当前位置: 首页 > news >正文

Distributed systems theory for the distributed systems engineer

Gwen Shapira, SA superstar and now full-time engineer at Cloudera, asked a question on Twitter that got me thinking.

My response of old might have been “well, here’s the FLP paper, and here’s the Paxos paper, and here’s the Byzantine generals paper…”, and I’d have prescribed a laundry list of primary source material which would have taken at least six months to get through if you rushed. But I’ve come to thinking that recommending a ton of theoretical papers is often precisely the wrong way to go about learning distributed systems theory (unless you are in a PhD program). Papers are usually deep, usually complex, and require both serious study, and usually significant experience to glean their important contributions and to place them in context. What good is requiring that level of expertise of engineers?

And yet, unfortunately, there’s a paucity of good ‘bridge’ material that summarises, distills and contextualises the important results and ideas in distributed systems theory; particularly material that does so without condescending. Considering that gap lead me to another interesting question:

What distributed systems theory should a distributed systems engineer know?

A little theory is, in this case, not such a dangerous thing. So I tried to come up with a list of what I consider the basic concepts that are applicable to my every-day job as a distributed systems engineer; what I consider ‘table stakes’ for distributed systems engineers competent enough to design a new system. Let me know what you think I missed!

 

First steps

These four readings do a pretty good job of explaining what about building distributed systems is challenging. Collectively they outline a set of abstract but technical difficulties that the distributed systems engineer has to overcome, and set the stage for the more detailed investigation in later sections

Distributed Systems for Fun and Profit is a short book which tries to cover some of the basic issues in distributed systems including the role of time and different strategies for replication.

Notes on distributed systems for young bloods – not theory, but a good practical counterbalance to keep the rest of your reading grounded.

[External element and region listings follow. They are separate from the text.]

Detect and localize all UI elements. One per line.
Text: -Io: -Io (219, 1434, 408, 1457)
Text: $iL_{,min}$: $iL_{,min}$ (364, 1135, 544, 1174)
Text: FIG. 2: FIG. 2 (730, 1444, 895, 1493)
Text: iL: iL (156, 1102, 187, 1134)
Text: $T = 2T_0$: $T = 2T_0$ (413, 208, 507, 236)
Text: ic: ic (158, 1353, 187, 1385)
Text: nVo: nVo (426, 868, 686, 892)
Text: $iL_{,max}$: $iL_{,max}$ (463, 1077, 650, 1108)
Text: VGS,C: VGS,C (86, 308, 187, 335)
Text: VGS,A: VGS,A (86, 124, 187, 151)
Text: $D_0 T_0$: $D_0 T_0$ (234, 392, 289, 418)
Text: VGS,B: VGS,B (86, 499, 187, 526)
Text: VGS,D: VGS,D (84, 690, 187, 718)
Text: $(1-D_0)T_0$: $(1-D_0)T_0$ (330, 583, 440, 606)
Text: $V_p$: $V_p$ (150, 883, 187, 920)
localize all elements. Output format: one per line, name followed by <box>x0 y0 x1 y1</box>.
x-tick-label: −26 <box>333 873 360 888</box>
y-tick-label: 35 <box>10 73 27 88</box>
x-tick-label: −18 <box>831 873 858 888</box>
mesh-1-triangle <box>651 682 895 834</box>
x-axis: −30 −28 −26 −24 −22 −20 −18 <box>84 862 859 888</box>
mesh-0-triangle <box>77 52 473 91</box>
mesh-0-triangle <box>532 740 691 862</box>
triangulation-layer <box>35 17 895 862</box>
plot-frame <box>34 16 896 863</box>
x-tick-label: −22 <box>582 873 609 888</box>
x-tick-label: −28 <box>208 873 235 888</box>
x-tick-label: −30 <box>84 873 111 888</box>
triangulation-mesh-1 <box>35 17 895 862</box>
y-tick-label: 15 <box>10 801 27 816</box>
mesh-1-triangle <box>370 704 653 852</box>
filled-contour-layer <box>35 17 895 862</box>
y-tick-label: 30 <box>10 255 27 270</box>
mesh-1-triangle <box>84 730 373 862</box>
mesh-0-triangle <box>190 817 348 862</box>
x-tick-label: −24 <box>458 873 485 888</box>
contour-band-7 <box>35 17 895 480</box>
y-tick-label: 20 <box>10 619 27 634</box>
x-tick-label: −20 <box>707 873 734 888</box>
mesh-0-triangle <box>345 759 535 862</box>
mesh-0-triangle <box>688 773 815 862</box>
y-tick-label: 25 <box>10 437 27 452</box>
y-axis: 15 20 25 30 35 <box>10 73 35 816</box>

A Note on Distributed Systems – a classic paper on why you can’t just pretend all remote interactions are like local objects.

The fallacies of distributed computing – 8 fallacies of distributed computing that set the stage for the kinds of things system designers forget.

Failure and Time

Many difficulties that the distributed systems engineer faces can be blamed on two underlying causes:

  1. processes may fail
  2. there is no good way to tell that they have done so

There is a very deep relationship between what, if anything, processes share about their knowledge oftime, what failure scenarios are possible to detect, and what algorithms and primitives may be correctly implemented. Most of the time, we assume that two different nodes have absolutely no shared knowledge of what time it is, or how quickly time passes.

You should know:

* The (partial) hierarchy of failure modes: crash stop -> omission -> Byzantine. You should understand that what is possible at the top of the hierarchy must be possible at lower levels, and what is impossible at lower levels must be impossible at higher levels.

* How you decide whether an event happened before another event in the absence of any shared clock. This means Lamport clocks and their generalisation to Vector clocks, but also see the Dynamo paper.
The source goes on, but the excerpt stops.